Apabila LKS tidak memenuhi kewajibannya sebagaimana tercantum dalam kontrak, maka pengelola (mudharib) berhak mengajukan klaim ganti rugi atas biaya yang sudah dikeluarkannya.
Modal dan Bagi Hasil Mudharabah
Dalam penerapannya, modal dan pembagian hasil menjadi elemen krusial yang sangat menentukan keberhasilan pelaksanaan mudharabah antara kedua pihak.
Kedua pihak ini memiliki hubungan yang sangat erat dalam mencapai keberhasilan tersebut. Pemahaman mengenai mudharabah juga mencakup aspek perhitungan modal serta pembagian hasil.
Modal yang digunakan untuk menjalankan usaha harus memenuhi kriteria yang telah diatur dalam rukun mudharabah.
Ketika kriteria ini terpenuhi, maka bentuk dan jumlah modal akan jelas, sehingga pembagian keuntungan pun dapat ditentukan dengan pasti.

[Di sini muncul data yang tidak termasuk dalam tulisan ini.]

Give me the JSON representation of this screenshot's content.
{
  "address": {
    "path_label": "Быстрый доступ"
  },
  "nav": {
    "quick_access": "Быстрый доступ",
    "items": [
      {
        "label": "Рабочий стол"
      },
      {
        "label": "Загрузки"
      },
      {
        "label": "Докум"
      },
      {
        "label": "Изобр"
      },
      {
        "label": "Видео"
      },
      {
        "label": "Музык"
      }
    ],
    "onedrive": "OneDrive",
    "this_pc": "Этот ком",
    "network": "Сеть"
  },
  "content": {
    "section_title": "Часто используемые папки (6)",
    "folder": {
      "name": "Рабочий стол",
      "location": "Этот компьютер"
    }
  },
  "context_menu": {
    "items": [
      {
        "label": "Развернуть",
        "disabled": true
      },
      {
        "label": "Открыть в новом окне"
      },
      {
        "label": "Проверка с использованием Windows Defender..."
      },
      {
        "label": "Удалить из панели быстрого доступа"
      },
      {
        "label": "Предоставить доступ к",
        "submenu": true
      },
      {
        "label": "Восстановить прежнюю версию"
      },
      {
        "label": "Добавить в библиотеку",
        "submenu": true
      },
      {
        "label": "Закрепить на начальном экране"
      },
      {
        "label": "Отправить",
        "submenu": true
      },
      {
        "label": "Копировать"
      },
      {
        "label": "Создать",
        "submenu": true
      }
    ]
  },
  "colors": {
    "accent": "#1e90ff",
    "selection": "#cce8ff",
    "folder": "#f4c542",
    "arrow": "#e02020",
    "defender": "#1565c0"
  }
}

Apabila modal berupa barang atau aset yang nilainya tidak dapat ditentukan secara pasti, maka nilai tersebut berpotensi berubah di masa depan, yang pada akhirnya dapat menimbulkan ketidakjelasan dalam pembagian hasil dan keuntungan.

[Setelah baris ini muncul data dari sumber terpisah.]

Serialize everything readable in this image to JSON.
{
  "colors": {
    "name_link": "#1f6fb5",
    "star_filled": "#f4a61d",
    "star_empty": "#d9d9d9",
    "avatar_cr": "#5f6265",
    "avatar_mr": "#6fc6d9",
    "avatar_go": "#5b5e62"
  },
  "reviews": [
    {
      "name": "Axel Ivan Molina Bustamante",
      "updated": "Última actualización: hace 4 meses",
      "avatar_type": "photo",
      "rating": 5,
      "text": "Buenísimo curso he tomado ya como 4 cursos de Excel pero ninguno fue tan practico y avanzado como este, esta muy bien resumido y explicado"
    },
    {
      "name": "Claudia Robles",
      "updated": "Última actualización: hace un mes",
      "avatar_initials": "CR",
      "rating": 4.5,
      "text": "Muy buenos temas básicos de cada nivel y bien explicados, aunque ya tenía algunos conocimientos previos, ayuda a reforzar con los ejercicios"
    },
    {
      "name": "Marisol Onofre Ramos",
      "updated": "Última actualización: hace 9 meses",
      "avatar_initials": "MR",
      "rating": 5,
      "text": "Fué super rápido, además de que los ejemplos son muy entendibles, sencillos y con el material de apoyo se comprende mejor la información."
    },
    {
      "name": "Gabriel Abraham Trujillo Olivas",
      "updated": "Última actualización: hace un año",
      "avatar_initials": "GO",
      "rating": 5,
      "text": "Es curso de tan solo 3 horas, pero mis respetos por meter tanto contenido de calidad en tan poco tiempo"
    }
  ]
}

Berdasarkan rukun mudharabah, pembagian hasil juga harus dilakukan sesuai ketentuan sebagai berikut:
- Objek pembagian hasil adalah keuntungan yang diperoleh dari usaha yang dijalankan oleh pengelola (mudharib) menggunakan dana pembiayaan milik pemilik modal (shahibul maal).
- Pengelola wajib membagikan keuntungan secara berkala sesuai dengan periode yang telah disepakati sebelumnya.

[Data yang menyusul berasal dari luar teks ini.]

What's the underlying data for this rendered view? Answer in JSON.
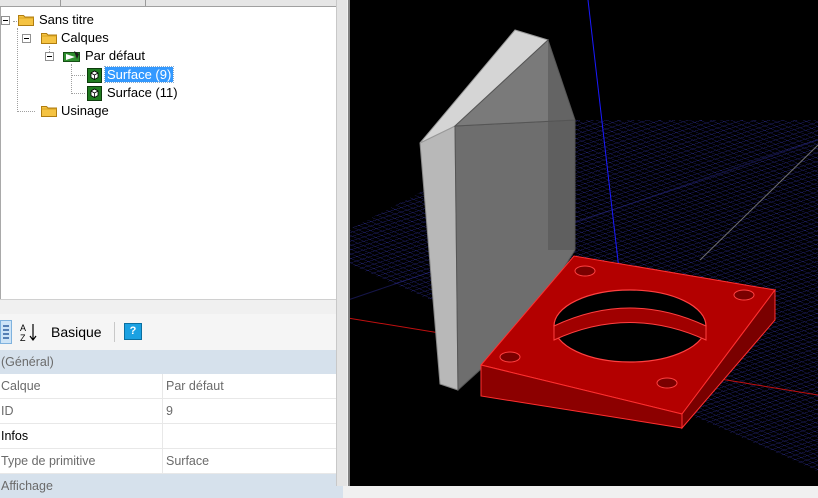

- Lembaga Keuangan Syariah (LKS) tidak berhak menerima pembagian hasil apabila terjadi kerugian atau kegagalan yang bukan disebabkan oleh kesalahan dari pengelola.
Apabila kerugian atau kegagalan terjadi karena kelalaian atau wanprestasi dari pengelola, maka hal tersebut akan menjadi hutang yang harus ditanggung oleh pengelola kepada LKS.
Sebagai penutup, pengertian mudharabah adalah kerja sama investasi antara pemilik modal dan pengelola usaha dengan pembagian keuntungan berdasarkan kesepakatan bersama.